FDA snubs Endo's testosterone drug over REMS concerns

Endo Health Solutions ($ENDP) has lost its latest bid to gain FDA approval of a long-acting testosterone injection called Aveed, which Reuters notes has failed to gain a market green light from the U.S. agency at least two previous times.

The complete response marks the latest setback for Malvern, PA-based Endo. Earlier this month the FDA denied the company's citizen petition to block the sale of generic versions of its Opana ER pain medication and balked on the company's request for a label update that highlighted the abuse-prevention properties of Opana ER, which faces competition from copycat versions.

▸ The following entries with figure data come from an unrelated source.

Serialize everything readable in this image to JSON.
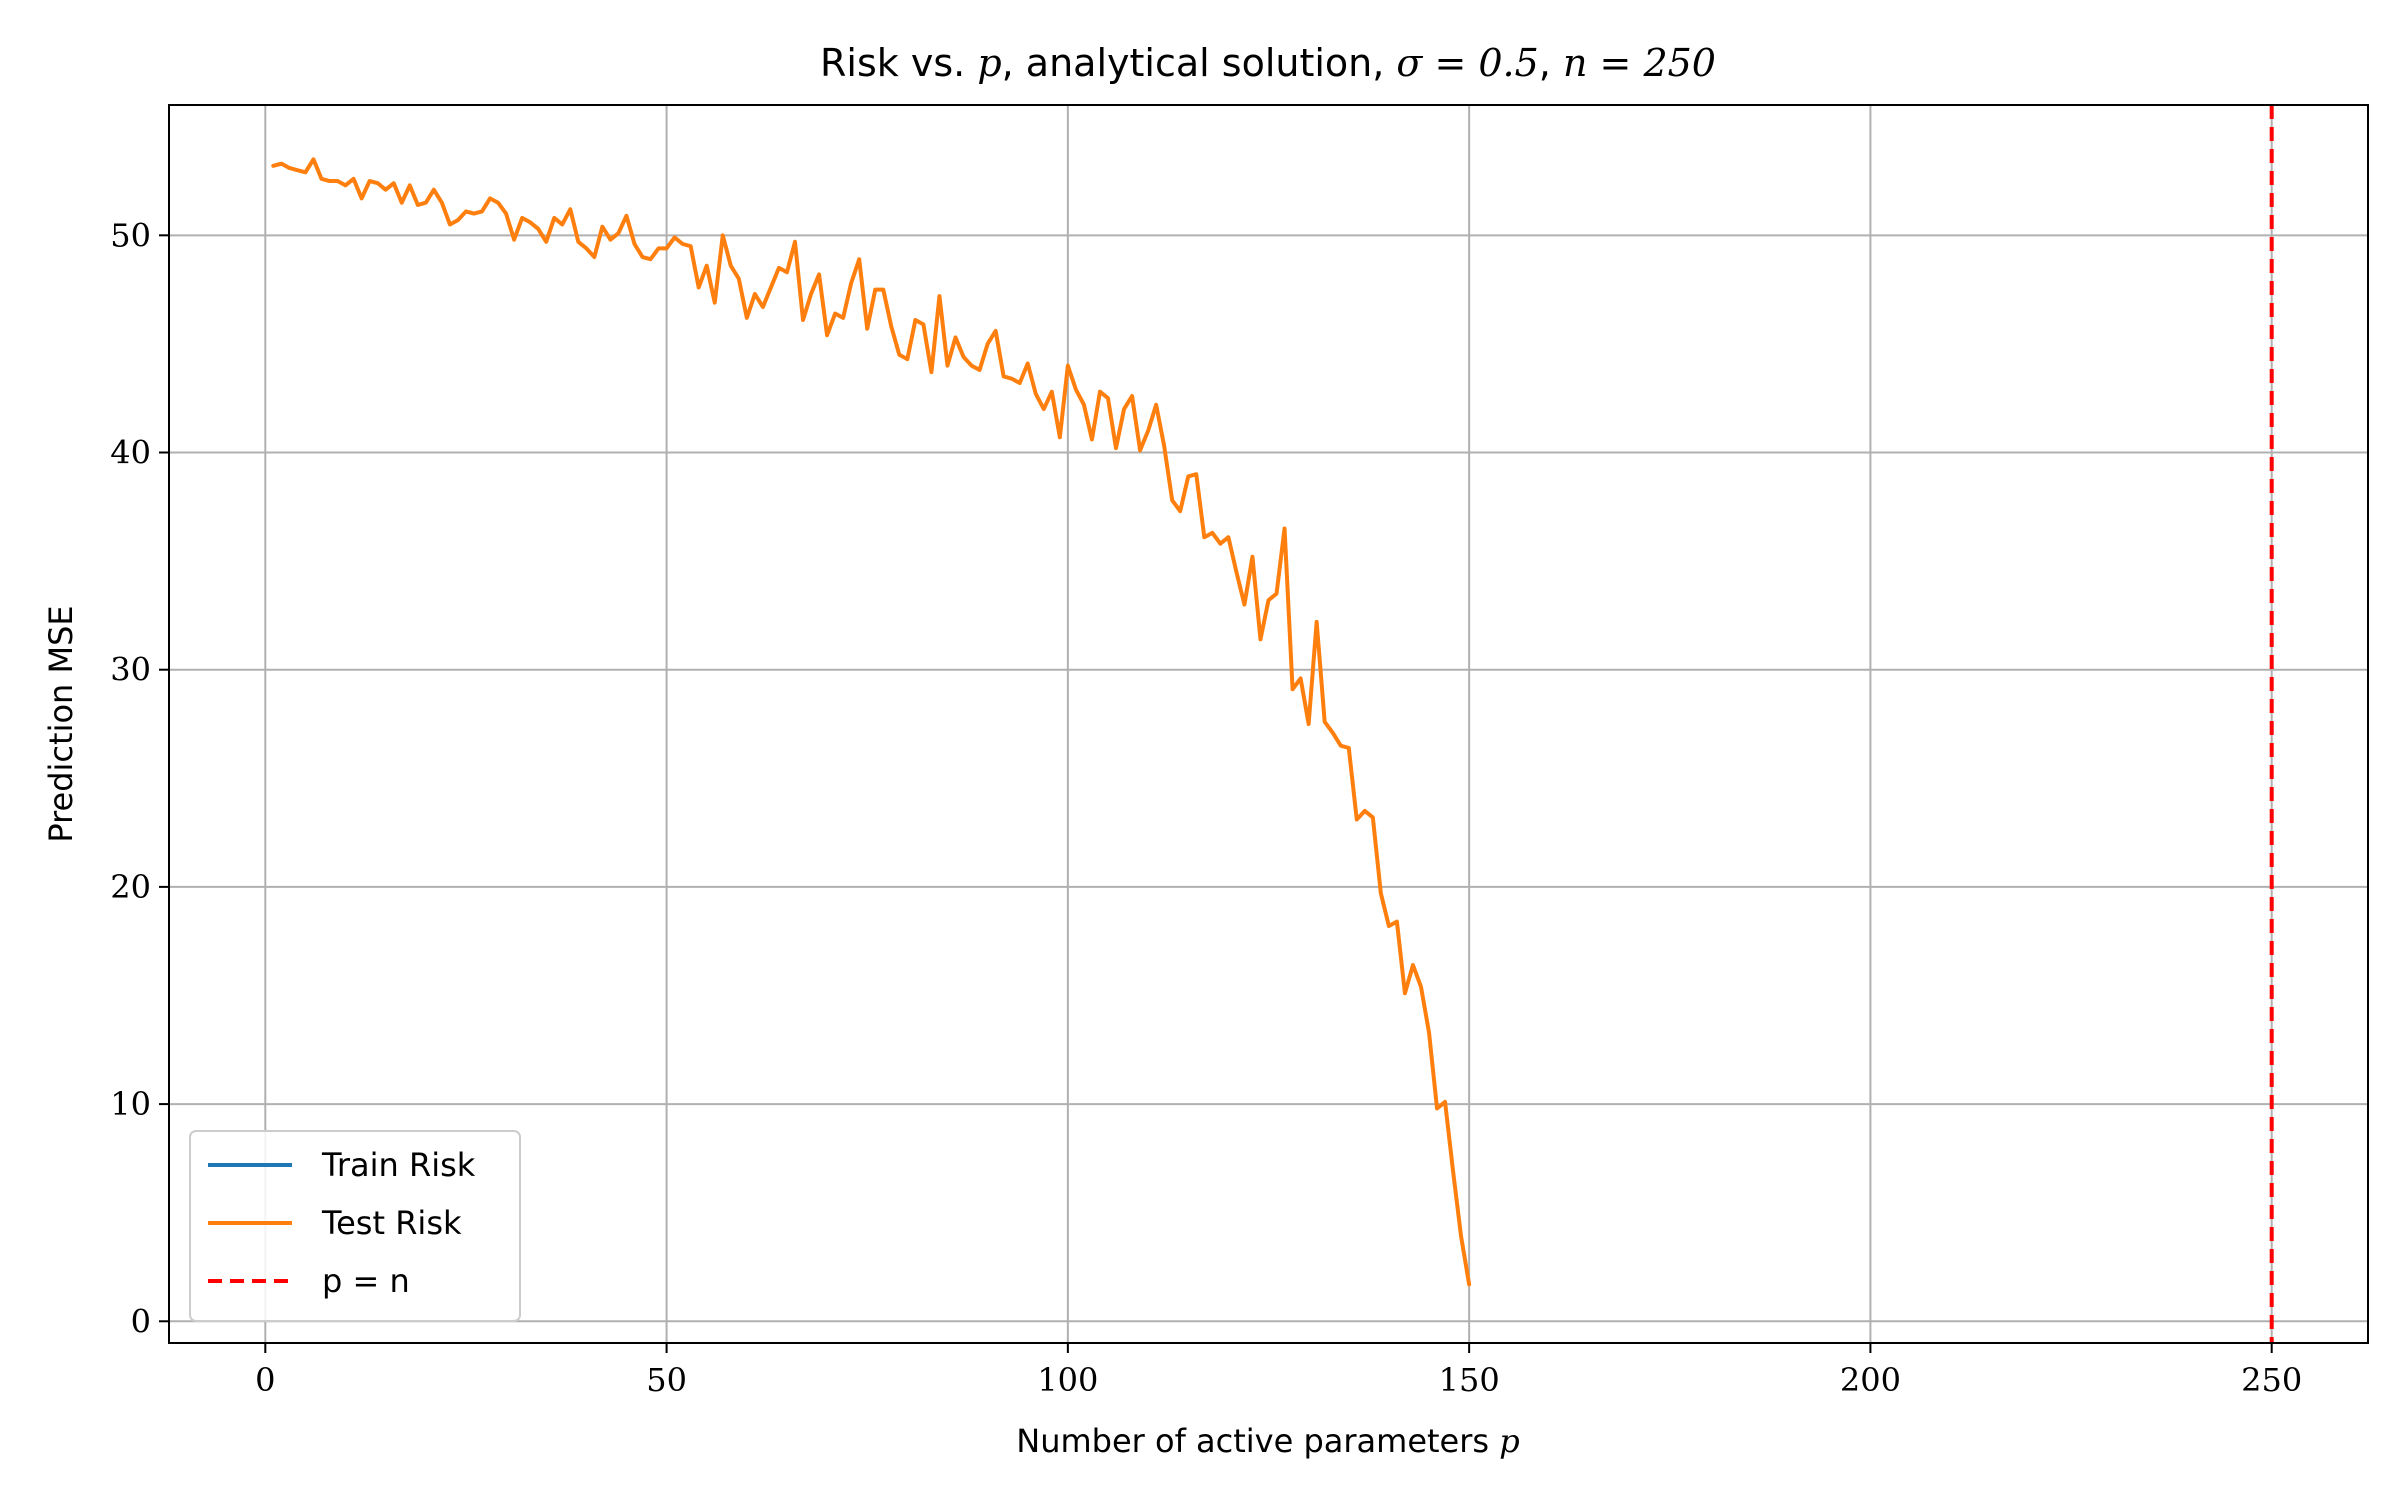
{
  "chart_data": {
    "type": "line",
    "title": {
      "prefix": "Risk vs. ",
      "var_p": "p",
      "middle": ", analytical solution, ",
      "sigma_expr": "σ = 0.5",
      "sep": ", ",
      "n_expr": "n = 250"
    },
    "xlabel": {
      "text": "Number of active parameters ",
      "var": "p"
    },
    "ylabel": "Prediction MSE",
    "xlim": [
      -12,
      262
    ],
    "ylim": [
      -1,
      56
    ],
    "xticks": [
      0,
      50,
      100,
      150,
      200,
      250
    ],
    "yticks": [
      0,
      10,
      20,
      30,
      40,
      50
    ],
    "grid": true,
    "legend_position": "lower-left",
    "legend": [
      {
        "label": "Train Risk",
        "color": "#1f77b4",
        "style": "solid"
      },
      {
        "label": "Test Risk",
        "color": "#ff7f0e",
        "style": "solid"
      },
      {
        "label": "p = n",
        "color": "#ff0000",
        "style": "dashed"
      }
    ],
    "series": [
      {
        "name": "Train Risk",
        "color": "#1f77b4",
        "x": [],
        "y": []
      },
      {
        "name": "Test Risk",
        "color": "#ff7f0e",
        "x": [
          1,
          2,
          3,
          4,
          5,
          6,
          7,
          8,
          9,
          10,
          11,
          12,
          13,
          14,
          15,
          16,
          17,
          18,
          19,
          20,
          21,
          22,
          23,
          24,
          25,
          26,
          27,
          28,
          29,
          30,
          31,
          32,
          33,
          34,
          35,
          36,
          37,
          38,
          39,
          40,
          41,
          42,
          43,
          44,
          45,
          46,
          47,
          48,
          49,
          50,
          51,
          52,
          53,
          54,
          55,
          56,
          57,
          58,
          59,
          60,
          61,
          62,
          63,
          64,
          65,
          66,
          67,
          68,
          69,
          70,
          71,
          72,
          73,
          74,
          75,
          76,
          77,
          78,
          79,
          80,
          81,
          82,
          83,
          84,
          85,
          86,
          87,
          88,
          89,
          90,
          91,
          92,
          93,
          94,
          95,
          96,
          97,
          98,
          99,
          100,
          101,
          102,
          103,
          104,
          105,
          106,
          107,
          108,
          109,
          110,
          111,
          112,
          113,
          114,
          115,
          116,
          117,
          118,
          119,
          120,
          121,
          122,
          123,
          124,
          125,
          126,
          127,
          128,
          129,
          130,
          131,
          132,
          133,
          134,
          135,
          136,
          137,
          138,
          139,
          140,
          141,
          142,
          143,
          144,
          145,
          146,
          147,
          148,
          149,
          150
        ],
        "y": [
          53.2,
          53.3,
          53.1,
          53.0,
          52.9,
          53.5,
          52.6,
          52.5,
          52.5,
          52.3,
          52.6,
          51.7,
          52.5,
          52.4,
          52.1,
          52.4,
          51.5,
          52.3,
          51.4,
          51.5,
          52.1,
          51.5,
          50.5,
          50.7,
          51.1,
          51.0,
          51.1,
          51.7,
          51.5,
          51.0,
          49.8,
          50.8,
          50.6,
          50.3,
          49.7,
          50.8,
          50.5,
          51.2,
          49.7,
          49.4,
          49.0,
          50.4,
          49.8,
          50.1,
          50.9,
          49.6,
          49.0,
          48.9,
          49.4,
          49.4,
          49.9,
          49.6,
          49.5,
          47.6,
          48.6,
          46.9,
          50.0,
          48.6,
          48.0,
          46.2,
          47.3,
          46.7,
          47.6,
          48.5,
          48.3,
          49.7,
          46.1,
          47.3,
          48.2,
          45.4,
          46.4,
          46.2,
          47.8,
          48.9,
          45.7,
          47.5,
          47.5,
          45.8,
          44.5,
          44.3,
          46.1,
          45.9,
          43.7,
          47.2,
          44.0,
          45.3,
          44.4,
          44.0,
          43.8,
          45.0,
          45.6,
          43.5,
          43.4,
          43.2,
          44.1,
          42.7,
          42.0,
          42.8,
          40.7,
          44.0,
          42.9,
          42.2,
          40.6,
          42.8,
          42.5,
          40.2,
          42.0,
          42.6,
          40.1,
          41.0,
          42.2,
          40.3,
          37.8,
          37.3,
          38.9,
          39.0,
          36.1,
          36.3,
          35.8,
          36.1,
          34.5,
          33.0,
          35.2,
          31.4,
          33.2,
          33.5,
          36.5,
          29.1,
          29.6,
          27.5,
          32.2,
          27.6,
          27.1,
          26.5,
          26.4,
          23.1,
          23.5,
          23.2,
          19.7,
          18.2,
          18.4,
          15.1,
          16.4,
          15.4,
          13.3,
          9.8,
          10.1,
          6.9,
          3.9,
          1.7
        ]
      },
      {
        "name": "p = n",
        "color": "#ff0000",
        "style": "dashed",
        "vline_x": 250
      }
    ]
  }
}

There's more: On the eve of announcing the latest setback for Aveed, Endo disclosed that two top executives, CFO Alan Levin and COO Julie McHugh, were leaving the company. McHugh, who is leaving immediately, won't stick around for the company's next attempt to gain approval for the drug against hypogonadism, a condition characterized by lack of sex hormone production.

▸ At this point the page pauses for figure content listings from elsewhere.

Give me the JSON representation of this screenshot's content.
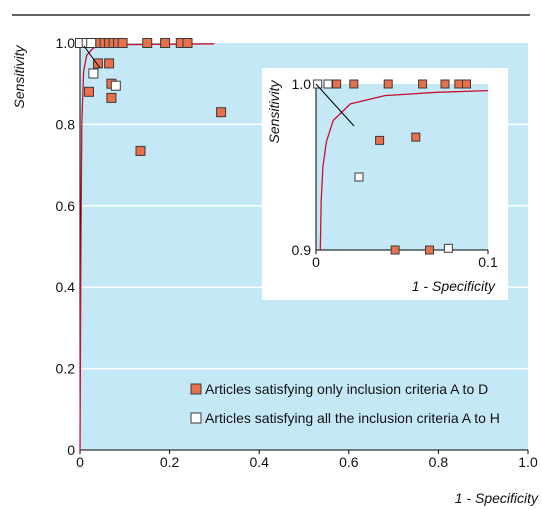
{
  "colors": {
    "plot_bg": "#c5e8f7",
    "curve": "#c8102e",
    "marker_a_d": "#e8704a",
    "marker_a_h": "#ffffff",
    "marker_stroke": "#3a3a3a"
  },
  "chart_data": [
    {
      "type": "scatter",
      "role": "main",
      "xlabel": "1 - Specificity",
      "ylabel": "Sensitivity",
      "xlim": [
        0,
        1.0
      ],
      "ylim": [
        0,
        1.0
      ],
      "xticks": [
        "0",
        "0.2",
        "0.4",
        "0.6",
        "0.8",
        "1.0"
      ],
      "yticks": [
        "0",
        "0.2",
        "0.4",
        "0.6",
        "0.8",
        "1.0"
      ],
      "grid": "horizontal",
      "legend_position": "bottom-right",
      "series": [
        {
          "name": "Articles satisfying only inclusion criteria A to D",
          "marker": "square-filled",
          "points": [
            [
              0.005,
              1.0
            ],
            [
              0.02,
              1.0
            ],
            [
              0.035,
              1.0
            ],
            [
              0.045,
              1.0
            ],
            [
              0.055,
              1.0
            ],
            [
              0.065,
              1.0
            ],
            [
              0.075,
              1.0
            ],
            [
              0.085,
              1.0
            ],
            [
              0.095,
              1.0
            ],
            [
              0.15,
              1.0
            ],
            [
              0.19,
              1.0
            ],
            [
              0.225,
              1.0
            ],
            [
              0.24,
              1.0
            ],
            [
              0.02,
              0.88
            ],
            [
              0.04,
              0.95
            ],
            [
              0.065,
              0.95
            ],
            [
              0.07,
              0.9
            ],
            [
              0.07,
              0.865
            ],
            [
              0.135,
              0.735
            ],
            [
              0.315,
              0.83
            ]
          ]
        },
        {
          "name": "Articles satisfying all the inclusion criteria A to H",
          "marker": "square-open",
          "points": [
            [
              0.0,
              1.0
            ],
            [
              0.015,
              1.0
            ],
            [
              0.025,
              1.0
            ],
            [
              0.03,
              0.925
            ],
            [
              0.08,
              0.895
            ]
          ]
        }
      ],
      "curve": {
        "name": "fitted ROC curve",
        "points": [
          [
            0.0,
            0.0
          ],
          [
            0.002,
            0.5
          ],
          [
            0.004,
            0.8
          ],
          [
            0.008,
            0.93
          ],
          [
            0.015,
            0.97
          ],
          [
            0.03,
            0.988
          ],
          [
            0.06,
            0.994
          ],
          [
            0.1,
            0.996
          ],
          [
            0.2,
            0.997
          ],
          [
            0.3,
            0.998
          ]
        ]
      }
    },
    {
      "type": "scatter",
      "role": "inset",
      "xlabel": "1 - Specificity",
      "ylabel": "Sensitivity",
      "xlim": [
        0,
        0.1
      ],
      "ylim": [
        0.9,
        1.0
      ],
      "xticks": [
        "0",
        "0.1"
      ],
      "yticks": [
        "0.9",
        "1.0"
      ],
      "series": [
        {
          "name": "Articles satisfying only inclusion criteria A to D",
          "marker": "square-filled",
          "points": [
            [
              0.012,
              1.0
            ],
            [
              0.022,
              1.0
            ],
            [
              0.042,
              1.0
            ],
            [
              0.062,
              1.0
            ],
            [
              0.075,
              1.0
            ],
            [
              0.083,
              1.0
            ],
            [
              0.0875,
              1.0
            ],
            [
              0.037,
              0.966
            ],
            [
              0.058,
              0.968
            ],
            [
              0.046,
              0.9
            ],
            [
              0.066,
              0.9
            ]
          ]
        },
        {
          "name": "Articles satisfying all the inclusion criteria A to H",
          "marker": "square-open",
          "points": [
            [
              0.001,
              1.0
            ],
            [
              0.007,
              1.0
            ],
            [
              0.025,
              0.944
            ],
            [
              0.077,
              0.901
            ]
          ]
        }
      ],
      "curve": {
        "name": "fitted ROC curve",
        "points": [
          [
            0.0025,
            0.9
          ],
          [
            0.003,
            0.93
          ],
          [
            0.004,
            0.95
          ],
          [
            0.006,
            0.965
          ],
          [
            0.01,
            0.978
          ],
          [
            0.02,
            0.988
          ],
          [
            0.04,
            0.993
          ],
          [
            0.07,
            0.995
          ],
          [
            0.1,
            0.996
          ]
        ]
      }
    }
  ]
}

In the FDA's complete response letter, the agency harped on the insufficient REMS plan from Endo and advised that the company add a medication guide and other elements to cut the risk of severe adverse reactions to the injected therapy, according to the company's release. Yet the company saw no mention of additional clinical study requirements, and Endo's chief scientist Ivan Gergel said the company plans to respond to the agency's requests by the end of the third quarter.

As Reuters noted, FDA advisers last month shot down Endo's plan to reduce risks of taking Aveed. The treatment combines testosterone and castor oil. The FDA has raised concerns about the oil triggering blockages to blood vessels in the lungs.